Мои друзья закивали головами. Томас пристально посмотрел мне в глаза, выискивая в них хоть каплю сожаления. Нет, не сегодня. Я расправила плечи и пошла вслед за толпой серых лиц, которые, словно привидения, двигались к своим автомобилям. Мисс Крессит останется даже в самых гнилых сердцах. Те, кто любил её, будут носить жёлтые розы на её могилу каждые выходные. И, несмотря на всю скорбь, любовь и
***
Я встряхнула мокрыми волосами и закуталась в полотенце. Сквозь морось в небольшое, высоко расположенное окно, до которого я не дотягивалась, пробивались лучи утреннего солнца. После отъезда матери в Америку в моём доме стало совсем тихо. В гостиной больше не пахнет выпечкой, а огонь в камине приходится разжигать самостоятельно, ведь мать распустила всех слуг. Она считает, что жизнь в Академии пойдёт мне на пользу больше, чем холодное пустующее поместье. Признаться, сосуществовать с ней, когда она находится за восемьсот миль от Лондона, гораздо проще, ведь мы слишком разные для совместной жизни. Моя мать – морской биолог, как и её новый муж. Научные экспедиции – их лучшие свидания. Моя страсть к судебной медицине вызвала бурное негодование с их стороны. Тема смерти стала недопустимой, и как будущий судмедэксперт я, признаться, от этого страдала.

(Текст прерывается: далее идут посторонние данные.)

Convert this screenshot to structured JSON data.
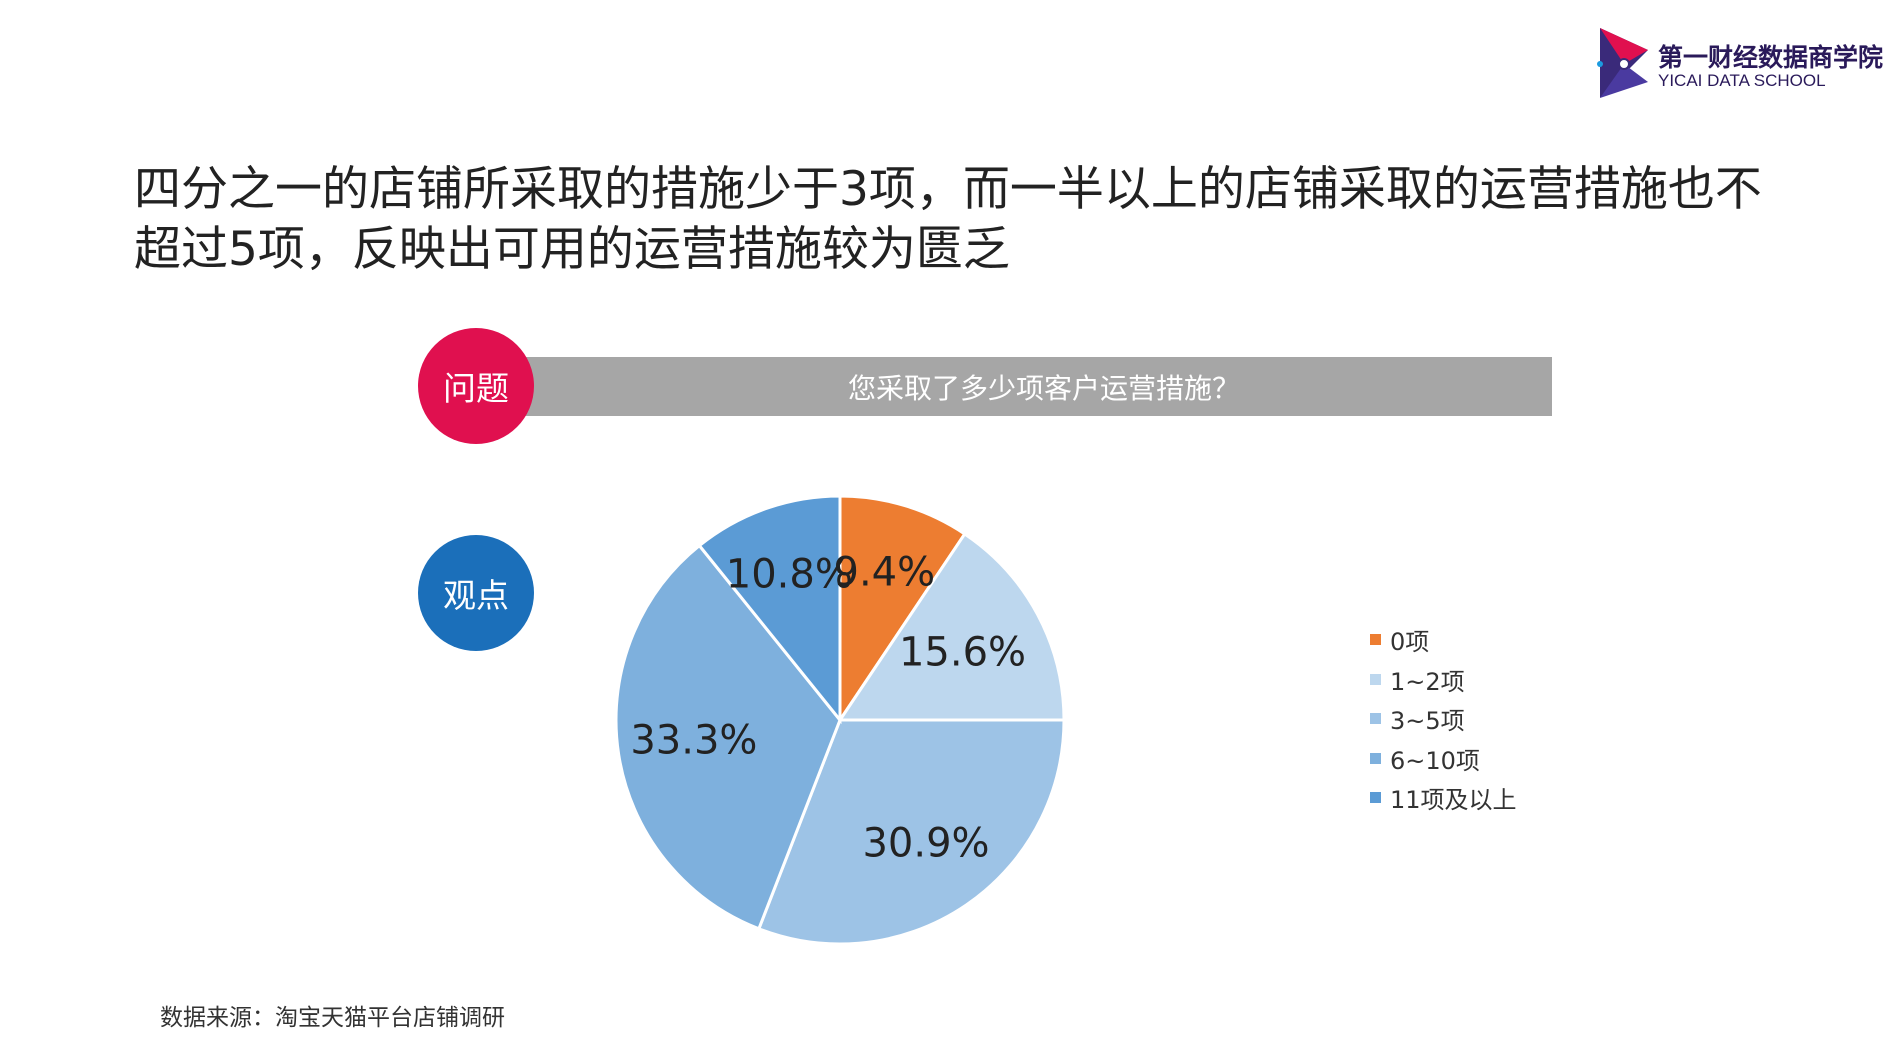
{
  "logo": {
    "name_cn": "第一财经数据商学院",
    "name_en": "YICAI DATA SCHOOL"
  },
  "headline": "四分之一的店铺所采取的措施少于3项，而一半以上的店铺采取的运营措施也不超过5项，反映出可用的运营措施较为匮乏",
  "question": {
    "label": "问题",
    "text": "您采取了多少项客户运营措施？"
  },
  "viewpoint": {
    "label": "观点"
  },
  "chart_data": {
    "type": "pie",
    "title": "",
    "categories": [
      "0项",
      "1~2项",
      "3~5项",
      "6~10项",
      "11项及以上"
    ],
    "values": [
      9.4,
      15.6,
      30.9,
      33.3,
      10.8
    ],
    "data_labels": [
      "9.4%",
      "15.6%",
      "30.9%",
      "33.3%",
      "10.8%"
    ],
    "colors": [
      "#ed7d31",
      "#bdd7ee",
      "#9dc3e6",
      "#7eb0dd",
      "#5b9bd5"
    ],
    "start_angle_deg": 0,
    "direction": "clockwise",
    "legend_position": "right"
  },
  "source": "数据来源：淘宝天猫平台店铺调研"
}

Пройдясь расческой по спутанным локонам, я вновь мельком взглянула на письмо, отправленное тётушкой из самой Венгрии. Я не решалась отправить ответ, как и она не соизволила явиться на похороны отца.
В моей комнате пахло вишней. Палочки благовоний, подаренные Иден на прошлое Рождество, дымились в небольшой вазочке, наполняя комнату приторным ароматом. Их привёз её отец из каких-то дальних, наиболее приближенных к холоду стран. Я раздвинула шторы и выглянула на улицу, окутанную плотным туманом, сквозь который пробивался белоснежный свет уличных фонарей. Лондон – город-призрак. Здесь живут людские осязания, разочарования, потери и без конца бурлящие страхи. Осенний час – самое тёмное время для Англии.
Я сморщила нос, будто в воздухе запахло разложением. Дразня лёгкие свежей порцией воздуха, я подошла к шкафу и выудила из него платье с двумя подкладками и приятной для глаз алой юбкой. Верх казался мне нудным – корсет и уплотнённые красные рюши.
На первом этаже раздался мимолётный цокот, за которым последовал настойчивый грохот в дверь. Я накинула пальто и сбежала по лестнице. Признаюсь с долей стыда: мой дом нельзя назвать уютным; скрипящие двери, роскошные ковры, а на стенах – гобелены с изображениями диких зверей. Мой отец при жизни любил охоту.
Я открыла дверь и оперлась на дверной косяк. Бледное лицо моего товарища, казалось, сияло под прикосновением прохладных дождевых капель. Губы скрывал густой табачный дым, который окутывал непроглядной пеленой его тёмную фигуру. Он выбросил окурок в мокрую траву, после чего решительно переступил порог и встряхнул влажными волосами в миллиметре от моего лица. На его устах заиграла лукавая улыбка, которая сияла ярче, чем золотистые пуговицы на его сюртуке.
– И вам доброе утро, Томас. Никаких манер.
– Это не то, чем я могу похвастаться.
– Чтобы завоевать сердце девушки, быть просто «отличным учёным» недостаточно.
– Значит, вы, мисс Морис, признаёте, что я способен завоевать ваше сердце?
– Нет, я так не думаю.
– Ох уж этот твой властный тон.
Томас дьявольски усмехнулся, прежде чем раскрыл зонт над моей головой. Под ногами скрипел мокрый асфальт. Земля казалась дикой, голодной, и я могла сказать наверняка: Томас тоже ощущал это. Мальчик, которому свойственно чувственное восприятие мира. Зачастую он вёл себя, как перевозбудившийся ребёнок. Носился туда-сюда, но, когда дело касается науки, острые черты его лица обретают чрезмерную серьёзность.